Il était quatre heures quand Robert de Lalande, qui venait de quitter le bateau à Saint-Cloud, traversa le pont et prit à gauche le chemin de halage. Il marchait lentement, le visage troublé, battant les herbes du bout de son ombrelle doublée de vert, qu’il oubliait d’ouvrir. Cependant une chaleur de fournaise l’enveloppait et le brûlait sous les ardeurs d’un ciel embrasé. La blancheur du chemin entre les herbes poudreuses et l’éclat mouvant de la Seine, qui semblait rouler de l’or fluide, emplissaient son regard de clartés aveuglantes.

Il essuya son front et demeura un instant planté, la face au soleil, comme insensible à ce flamboiement.

Puis il se dirigea, d’un pas encore ralenti, vers l’habitation de Gatienne. Dès qu’il fut en vue, près de l’enceinte grillée, son attitude se modifia ; il prit l’allure d’un étranger à la recherche d’un logis inconnu, et, d’un œil perçant, il sonda la profondeur des allées, fouilla les côtés sombres, parcourut rapidement les fenêtres closes. Pas un bruit ne venait de ce coin verdoyant et fleuri, où tout semblait dormir.

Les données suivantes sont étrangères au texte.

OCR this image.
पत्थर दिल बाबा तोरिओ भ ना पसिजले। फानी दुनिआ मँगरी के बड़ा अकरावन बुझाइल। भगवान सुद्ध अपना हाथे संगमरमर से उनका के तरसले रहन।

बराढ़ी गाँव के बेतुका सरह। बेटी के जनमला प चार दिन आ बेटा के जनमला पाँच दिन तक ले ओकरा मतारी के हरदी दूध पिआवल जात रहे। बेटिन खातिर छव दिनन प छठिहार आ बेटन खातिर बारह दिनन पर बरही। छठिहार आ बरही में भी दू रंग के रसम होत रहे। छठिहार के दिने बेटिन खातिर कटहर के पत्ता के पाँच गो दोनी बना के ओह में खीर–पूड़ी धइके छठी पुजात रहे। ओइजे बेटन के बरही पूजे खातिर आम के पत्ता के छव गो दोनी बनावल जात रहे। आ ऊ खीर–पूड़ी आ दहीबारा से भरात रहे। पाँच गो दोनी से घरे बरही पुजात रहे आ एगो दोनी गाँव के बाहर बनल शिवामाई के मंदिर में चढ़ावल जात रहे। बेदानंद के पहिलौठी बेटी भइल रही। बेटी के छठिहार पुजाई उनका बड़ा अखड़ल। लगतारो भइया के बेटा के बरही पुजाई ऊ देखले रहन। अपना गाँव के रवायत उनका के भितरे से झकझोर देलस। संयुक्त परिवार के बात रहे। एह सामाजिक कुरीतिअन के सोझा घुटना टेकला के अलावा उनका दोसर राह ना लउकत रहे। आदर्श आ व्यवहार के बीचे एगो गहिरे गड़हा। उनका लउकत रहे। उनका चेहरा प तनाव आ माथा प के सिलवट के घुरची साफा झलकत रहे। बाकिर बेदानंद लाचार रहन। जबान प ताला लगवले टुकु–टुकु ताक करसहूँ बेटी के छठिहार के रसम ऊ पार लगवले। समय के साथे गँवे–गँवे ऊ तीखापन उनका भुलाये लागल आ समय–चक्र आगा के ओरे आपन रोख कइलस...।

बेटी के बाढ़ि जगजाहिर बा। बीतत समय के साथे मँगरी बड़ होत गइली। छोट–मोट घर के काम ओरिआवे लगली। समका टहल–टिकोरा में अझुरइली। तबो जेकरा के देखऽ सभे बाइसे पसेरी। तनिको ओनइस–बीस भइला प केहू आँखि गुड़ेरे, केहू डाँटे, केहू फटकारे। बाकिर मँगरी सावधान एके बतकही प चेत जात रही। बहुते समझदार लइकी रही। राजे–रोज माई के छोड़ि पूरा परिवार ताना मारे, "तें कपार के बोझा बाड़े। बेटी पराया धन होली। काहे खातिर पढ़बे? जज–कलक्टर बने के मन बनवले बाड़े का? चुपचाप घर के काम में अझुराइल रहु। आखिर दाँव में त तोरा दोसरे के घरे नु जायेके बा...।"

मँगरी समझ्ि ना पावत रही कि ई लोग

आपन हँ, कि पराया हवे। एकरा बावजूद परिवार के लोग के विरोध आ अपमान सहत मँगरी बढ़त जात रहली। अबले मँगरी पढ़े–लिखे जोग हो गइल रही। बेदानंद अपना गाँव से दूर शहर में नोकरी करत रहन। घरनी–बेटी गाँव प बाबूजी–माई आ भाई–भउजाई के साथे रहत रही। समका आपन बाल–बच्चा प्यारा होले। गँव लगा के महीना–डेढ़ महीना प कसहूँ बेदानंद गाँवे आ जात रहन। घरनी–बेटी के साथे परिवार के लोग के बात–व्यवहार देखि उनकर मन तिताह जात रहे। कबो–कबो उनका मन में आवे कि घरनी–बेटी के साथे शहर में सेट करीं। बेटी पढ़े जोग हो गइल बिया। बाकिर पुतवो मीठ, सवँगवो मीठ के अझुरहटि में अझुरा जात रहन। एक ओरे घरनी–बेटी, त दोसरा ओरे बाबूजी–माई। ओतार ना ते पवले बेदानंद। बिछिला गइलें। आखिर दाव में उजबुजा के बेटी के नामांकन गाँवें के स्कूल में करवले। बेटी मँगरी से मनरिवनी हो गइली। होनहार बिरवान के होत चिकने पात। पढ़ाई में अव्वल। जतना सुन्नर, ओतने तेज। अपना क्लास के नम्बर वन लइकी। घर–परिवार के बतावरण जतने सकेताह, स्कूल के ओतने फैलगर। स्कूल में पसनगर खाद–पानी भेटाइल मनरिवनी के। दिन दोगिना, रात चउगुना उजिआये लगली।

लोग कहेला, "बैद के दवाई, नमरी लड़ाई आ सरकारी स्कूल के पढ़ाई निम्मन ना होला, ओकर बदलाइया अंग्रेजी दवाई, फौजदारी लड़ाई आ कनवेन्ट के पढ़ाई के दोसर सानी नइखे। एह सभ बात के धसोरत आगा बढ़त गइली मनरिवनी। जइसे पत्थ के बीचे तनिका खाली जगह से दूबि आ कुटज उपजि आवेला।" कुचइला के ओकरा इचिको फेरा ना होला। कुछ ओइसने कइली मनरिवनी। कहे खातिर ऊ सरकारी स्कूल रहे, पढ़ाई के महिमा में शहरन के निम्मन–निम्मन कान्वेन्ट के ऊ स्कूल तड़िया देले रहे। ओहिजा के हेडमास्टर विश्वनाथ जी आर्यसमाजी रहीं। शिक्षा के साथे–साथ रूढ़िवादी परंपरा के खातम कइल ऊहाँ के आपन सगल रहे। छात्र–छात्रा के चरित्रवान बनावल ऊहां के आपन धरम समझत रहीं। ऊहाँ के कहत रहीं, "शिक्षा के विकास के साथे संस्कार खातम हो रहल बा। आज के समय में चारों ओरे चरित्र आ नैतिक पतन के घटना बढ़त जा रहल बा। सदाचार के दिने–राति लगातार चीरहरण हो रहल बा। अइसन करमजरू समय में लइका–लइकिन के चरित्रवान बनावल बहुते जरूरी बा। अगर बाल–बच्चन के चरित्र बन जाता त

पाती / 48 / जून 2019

II hésita près de la porte entr’ouverte. La chaîne de la sonnerie pendait. Il ne la toucha pas, mais poussa doucement le battant, qui s’écarta sans bruit, et il entra.

À gauche commençait une allée couverte, formée par des ormes à la cime entrelacée ; Robert s’y engagea. Son pas discret, étouffé par le gazon, n’éveilla même pas les oiseaux engourdis dans une paix lourde.

Il avançait, respirant mal et retenant son souffle, raide et correct, prêt au salut souriant, mais l’oreille tendue et la paupière battante dans la crainte ou le désir d’une vision. Soudain il fut cloué au sol : on riait bas près de lui. Une voix fraîche retenait de petits rires très doux. Un murmure plus sonore vint s’y mêler, et, au bout d’un court silence, le bruit éclatant d’un baiser large sonna hardiment.

Les yeux de Robert, agrandis, se posaient, fixes et durs, sur un pavillon de feuillage creusé dans la haie des ormes, fermé de tous côtés, à l’exception d’une baie ouverte sur l’allée. De sa cime arrondie pendait la frange des plantes grimpantes. Il était arrêté à quelques pas de cette porte, devant laquelle il allait passer.

Ses traits tirés avaient perdu leur expression apprêtée : une fureur haineuse les blêmissait. Il eut un frisson de colère silencieuse. Puis ses poings crispés se détendirent, en même temps qu’un sourire terrible découvrit ses dents serrées.

De son même pas calme, il continua d’avancer et passa devant le pavillon sans tourner la tête.

Mais un cri vif partit de là, en même temps que le brusque envolement d’une femme surprise.

— Elle riait, pensait Robert ; elle sait que je viens, et elle riait ! Cela va être très gai, dit-il en montant d’un air dégagé les marches du perron.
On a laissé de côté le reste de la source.